Neal D. Shore, MD, FACS, Talks Findings From the Phase 3 HERO Trial

July 1, 2020

Results showed that once daily relugolix established superiority over leuprolide and reduced the incidence of major cardiovascular events.

Relugolix (Relumina), a once daily oral GnRH antagonist, induced sustained castration in 96.7% of patients with advanced prostate cancer and reduced the incidence of major cardiovascular events (MACE) when compared with leuprolide (Lupron), according to findings presented at the 2020 ASCO Virtual Scientific Program.

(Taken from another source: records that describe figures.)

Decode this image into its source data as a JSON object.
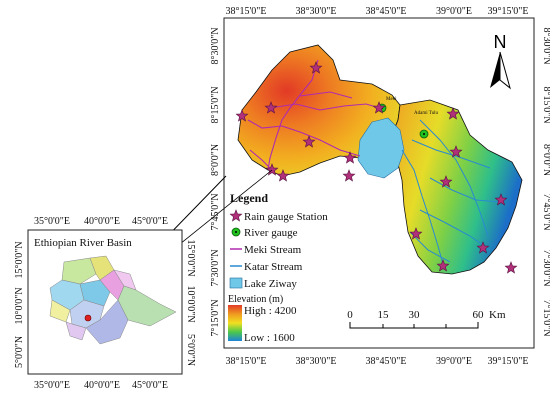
{
  "main_map": {
    "top_ticks": [
      "38°15'0\"E",
      "38°30'0\"E",
      "38°45'0\"E",
      "39°0'0\"E",
      "39°15'0\"E"
    ],
    "bottom_ticks": [
      "38°15'0\"E",
      "38°30'0\"E",
      "38°45'0\"E",
      "39°0'0\"E",
      "39°15'0\"E"
    ],
    "left_ticks": [
      "8°30'0\"N",
      "8°15'0\"N",
      "8°0'0\"N",
      "7°45'0\"N",
      "7°30'0\"N",
      "7°15'0\"N"
    ],
    "right_ticks": [
      "8°30'0\"N",
      "8°15'0\"N",
      "8°0'0\"N",
      "7°45'0\"N",
      "7°30'0\"N",
      "7°15'0\"N"
    ],
    "town_labels": [
      "Meki",
      "Adami Tulu"
    ],
    "north_label": "N",
    "scale_bar": {
      "ticks": [
        "0",
        "15",
        "30",
        "60"
      ],
      "unit": "Km"
    }
  },
  "legend": {
    "title": "Legend",
    "items": [
      {
        "label": "Rain gauge Station",
        "symbol": "star",
        "color": "#b0307a"
      },
      {
        "label": "River gauge",
        "symbol": "dot",
        "color": "#20c020"
      },
      {
        "label": "Meki Stream",
        "symbol": "line",
        "color": "#b02ab0"
      },
      {
        "label": "Katar Stream",
        "symbol": "line",
        "color": "#2a8ad0"
      },
      {
        "label": "Lake Ziway",
        "symbol": "patch",
        "color": "#6fc8e8"
      }
    ],
    "elevation": {
      "title": "Elevation (m)",
      "high": "High : 4200",
      "low": "Low : 1600"
    }
  },
  "inset": {
    "title": "Ethiopian River Basin",
    "top_ticks": [
      "35°0'0\"E",
      "40°0'0\"E",
      "45°0'0\"E"
    ],
    "bottom_ticks": [
      "35°0'0\"E",
      "40°0'0\"E",
      "45°0'0\"E"
    ],
    "left_ticks": [
      "15°0'0\"N",
      "10°0'0\"N",
      "5°0'0\"N"
    ],
    "right_ticks": [
      "15°0'0\"N",
      "10°0'0\"N",
      "5°0'0\"N"
    ]
  },
  "colors": {
    "meki_stream": "#b02ab0",
    "katar_stream": "#2a8ad0",
    "lake": "#6fc8e8",
    "rain_gauge": "#b0307a",
    "river_gauge": "#20c020",
    "elev_high": "#e8402a",
    "elev_low": "#1a8ad8"
  }
}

In an interview with CancerNetwork, Neal D. Shore, MD, FACS, from the Carolina Urologic research Institute discusses the findings from the phase III randomized, open-label HERO trial.

Transcription:

Well, our primary endpoint, which was designed to evaluate first non-inferiority of relugolix versus leuprolide over and continuously throughout a 48-week period. So indeed, we met the primary endpoint. And in fact, the between group difference was so significant that we also established our superiority in terms of testosterone suppression versus leuprolide. Regarding our secondary endpoints, they all were highly statistically significant regarding profound t[estosterone] suppression, in other words below 20 ng/dl and the correlative PSA reductions were there as well. And additionally, we found that follicle-stimulating hormone (FSH) suppression at week 24 also was highly statistically significant with relugolix versus leuprolide. In a subset of patients when we stopped therapy in both arms at the end of 48 weeks, within a 90-day period, 54% of the relugolix patients had established eugonadal or normal levels of testosterone whereas only 3% had done so in the leuprolide arm. And very significantly, as it related to looking at major adverse cardiovascular events, in this particularly at-risk population of elderly men with prostate cancer having testosterone suppression, there was a 54% reduction in the risk of a MACE regarding the relugolix patients as opposed to the leuprolide patients.